Şimdi, ya, Allah aşkına, Boğaziçili öğrencilerden neden korkuyorsunuz? Üç yüz otuz dört yıl ceza vererek ne yapmaya çalışıyorsunuz? Üç yüz otuz dört yıl. Ya, Allah aşkına, sizin vicdanınız hiç mi sızlamıyor?
Şimdi, Sayın Akşener "Kahrolsun istibdat!" deyince yine kızıyorsunuz. Biz de söylüyoruz "Kahrolsun istibdat!" "Kahrolsun istibdat, yaşasın özgürlük!" diyoruz.
Şimdi, çıkıp diyorlar ki: "Biz 150 tane üniversite yaptık." Allah aşkına, 150 tane üniversiteden bir tane Boğaziçi kurabildiniz mi, bir tane ODTÜ kurabildiniz mi, bir tane İTÜ kurabildiniz mi? Buradaki diplomaların uluslararasında geçerli olduğunu biliyor musunuz arkadaşlar, bunu biliyor musunuz? Bilmiyorsunuz. Ama işiniz sadece nedir? Üniversitelerin adını değiştirmek, öğrencileri içeri tıkmak. İzin vermeyeceğiz arkadaşlar. Hepimiz üniversitelerde öğrenci olduk. Elbette biliyoruz birilerinin diplomaları yok, elbette biliyoruz birilerinin üniversite arkadaşları yok, onları da biz biliyoruz çünkü onlar o günleri yaşamadılar.
(Mikrofon otomatik cihaz tarafından kapatıldı)
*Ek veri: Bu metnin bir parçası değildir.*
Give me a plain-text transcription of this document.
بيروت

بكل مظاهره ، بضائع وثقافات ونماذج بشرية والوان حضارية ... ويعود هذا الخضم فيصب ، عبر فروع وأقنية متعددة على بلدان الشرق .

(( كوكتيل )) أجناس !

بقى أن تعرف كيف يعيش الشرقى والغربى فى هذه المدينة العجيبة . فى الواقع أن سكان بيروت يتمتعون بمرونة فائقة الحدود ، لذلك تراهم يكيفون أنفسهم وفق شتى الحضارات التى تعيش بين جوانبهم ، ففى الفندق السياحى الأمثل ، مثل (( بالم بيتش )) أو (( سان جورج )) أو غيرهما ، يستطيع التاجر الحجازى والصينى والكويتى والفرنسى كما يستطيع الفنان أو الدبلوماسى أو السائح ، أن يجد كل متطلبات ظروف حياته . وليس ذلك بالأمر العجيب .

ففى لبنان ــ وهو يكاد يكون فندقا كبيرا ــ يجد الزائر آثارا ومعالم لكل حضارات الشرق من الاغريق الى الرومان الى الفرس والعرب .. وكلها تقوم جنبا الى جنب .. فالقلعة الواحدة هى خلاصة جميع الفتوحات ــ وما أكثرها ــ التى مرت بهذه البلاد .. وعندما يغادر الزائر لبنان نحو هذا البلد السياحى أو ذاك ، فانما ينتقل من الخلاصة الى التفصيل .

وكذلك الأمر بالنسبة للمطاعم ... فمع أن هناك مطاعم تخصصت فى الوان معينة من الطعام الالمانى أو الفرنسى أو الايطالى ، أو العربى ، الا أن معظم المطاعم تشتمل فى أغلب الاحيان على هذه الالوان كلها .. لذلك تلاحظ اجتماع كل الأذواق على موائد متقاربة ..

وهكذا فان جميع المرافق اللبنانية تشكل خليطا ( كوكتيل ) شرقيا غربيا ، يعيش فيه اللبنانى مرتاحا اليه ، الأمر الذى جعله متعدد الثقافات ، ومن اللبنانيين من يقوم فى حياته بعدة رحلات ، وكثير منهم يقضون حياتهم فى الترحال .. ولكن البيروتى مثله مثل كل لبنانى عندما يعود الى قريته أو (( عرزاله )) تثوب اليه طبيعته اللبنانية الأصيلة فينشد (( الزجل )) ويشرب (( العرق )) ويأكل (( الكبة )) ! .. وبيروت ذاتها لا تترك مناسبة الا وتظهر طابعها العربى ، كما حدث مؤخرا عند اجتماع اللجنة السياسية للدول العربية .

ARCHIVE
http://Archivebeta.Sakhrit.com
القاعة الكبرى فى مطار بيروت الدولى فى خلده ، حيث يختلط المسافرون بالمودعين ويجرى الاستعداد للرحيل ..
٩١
SERKAN TOPAL (Devamla) - Sayın Başkanım, sözümü tamamlayabilir miyim?
BAŞKAN - Buyurun, tamamlayın.
SERKAN TOPAL (Devamla) - Teşekkür ediyorum.
Şimdi, değerli arkadaşlar, Boğaziçili öğrencileri maalesef sindiremediniz; sindireceksiniz, sindireceksiniz. Öğrenciler özgürce düşüncelerini ifade edecek ve Millet İttifakı iktidarında bizler her türlü özgürlüğü onlara vereceğiz. Hani diyorsunuz ya "Mayıslar..." mayıslar bizim. Mayıslarda özgürlük var, mayıslarda mücadele var, mayıslarda istibdadı gönderebilecek Millet İttifakı var. Siz ne yaparsanız yapın güneşi zapt edemeyeceksiniz. Siz ne yaparsanız yapın öğrencilerin korkulu rüyası olamayacaksınız ve siz ne yaparsanız yapın "Geliyor gelmekte olan."ı engelleyemeyeceksiniz. Bizler de size "Güle güle." diyeceğiz.